Zing Forum

Reading

MAPLE: Automating QSP Model Parameter Extraction from Literature Using Large Language Models

A structured pipeline tool that uses LLMs to extract quantitative pharmacology parameters from scientific literature, generates informative prior distributions via Bayesian inference, and addresses data challenges in QSP model calibration.
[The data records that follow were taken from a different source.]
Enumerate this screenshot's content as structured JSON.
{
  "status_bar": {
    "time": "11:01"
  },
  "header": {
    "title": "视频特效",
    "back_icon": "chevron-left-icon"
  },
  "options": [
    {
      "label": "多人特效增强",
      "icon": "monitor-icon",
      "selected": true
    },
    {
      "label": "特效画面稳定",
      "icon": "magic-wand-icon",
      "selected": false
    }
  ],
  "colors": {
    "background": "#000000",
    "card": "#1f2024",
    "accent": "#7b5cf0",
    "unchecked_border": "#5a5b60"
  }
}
定量系统药理学QSP模型文献挖掘贝叶斯推理NumPyro参数校准LLM应用药物研发
Published 2026-04-09 06:14Recent activity 2026-04-09 06:19Estimated read 6 min
MAPLE: Automating QSP Model Parameter Extraction from Literature Using Large Language Models
1

Section 01

Introduction: MAPLE—An LLM-Driven Tool for Automated QSP Model Parameter Extraction

MAPLE is a structured pipeline tool that uses Large Language Models (LLMs) to extract quantitative pharmacology parameters from scientific literature. It generates informative prior distributions via Bayesian inference, addressing challenges like scattered data and heterogeneous sources in Quantitative Systems Pharmacology (QSP) model calibration, and supports parameter extraction and model building in drug development.

2

Section 02

Project Background and Core Issues

QSP models contain numerous biological parameters that cannot be directly measured clinically. Relevant data are scattered across hundreds of literatures, with sources covering different species and indications, diverse formats, and difficulties in conversion. Traditional manual processing is error-prone; MAPLE achieves automated standardization through LLM-assisted extraction and statistical inference.

3

Section 03

Core Methods and Architecture Design

MAPLE uses a two-stage calibration pipeline:

  1. Literature extraction and validation (LLM + Pydantic to generate YAML files) + joint MCMC inference to generate sub-model priors
  2. SBI inference combining clinical data and QSP simulators The innovation lies in quantifying data source quality (evaluated via 8 dimensions) and adjusting data source weights through translation sigma—for example, mouse data has lower weight than human clinical data.
4

Section 04

Technical Implementation Details

  • YAML Structure: Structured association between literature measurements and model parameters, including target ID, input, calibration rules, source relevance, etc.
  • Forward Model Types: Supports multiple types like algebraic formulas, dose-response fitting, ODE systems, etc.
  • Nuisance Parameter Handling: Mark additional parameters as nuisance; estimate them in MCMC but exclude from final output.
  • Batch Pipeline: Stages like literature search, PDF collection, evaluation, extraction, validation; supports caching mechanism.
  • Input Format: Target parameter CSV must include ID, parameter, cancer type, and search annotations (e.g., specific keywords).
5

Section 05

Usage Methods

  • Coding Assistant Collaboration: Collaborate with coding assistants via MCP protocol to call tools like Claude/Codex for automatic literature search, extraction, and YAML validation; users are responsible for review.
  • Python API: Call the process_targets function to handle priors_csv and yaml files.
  • Batch Extraction: Process large-scale parameters in parallel stages; results of each stage are independently cached.
  • Best Practices: Annotation fields should include rate formulas and specific search terms (e.g., "MVD growth kinetics") to improve search efficiency.
6

Section 06

Application Scenarios and Value

Applicable to:

  1. QSP model building for new drug development
  2. Model recalibration (updating parameters with new data)
  3. Cross-species/indication model transfer
  4. Regulatory submission support (parameter traceability and uncertainty quantification) Significantly lowers the threshold for QSP model calibration, enabling more teams to build high-quality models.
7

Section 07

Summary and Outlook

MAPLE uses LLMs as information extraction tools to assist scientists in validation and interpretation work, integrating literature extraction, statistical inference, and uncertainty quantification into a standardized pipeline. With the improvement of LLM capabilities in the future, such tools will play a more important role in biomedical research.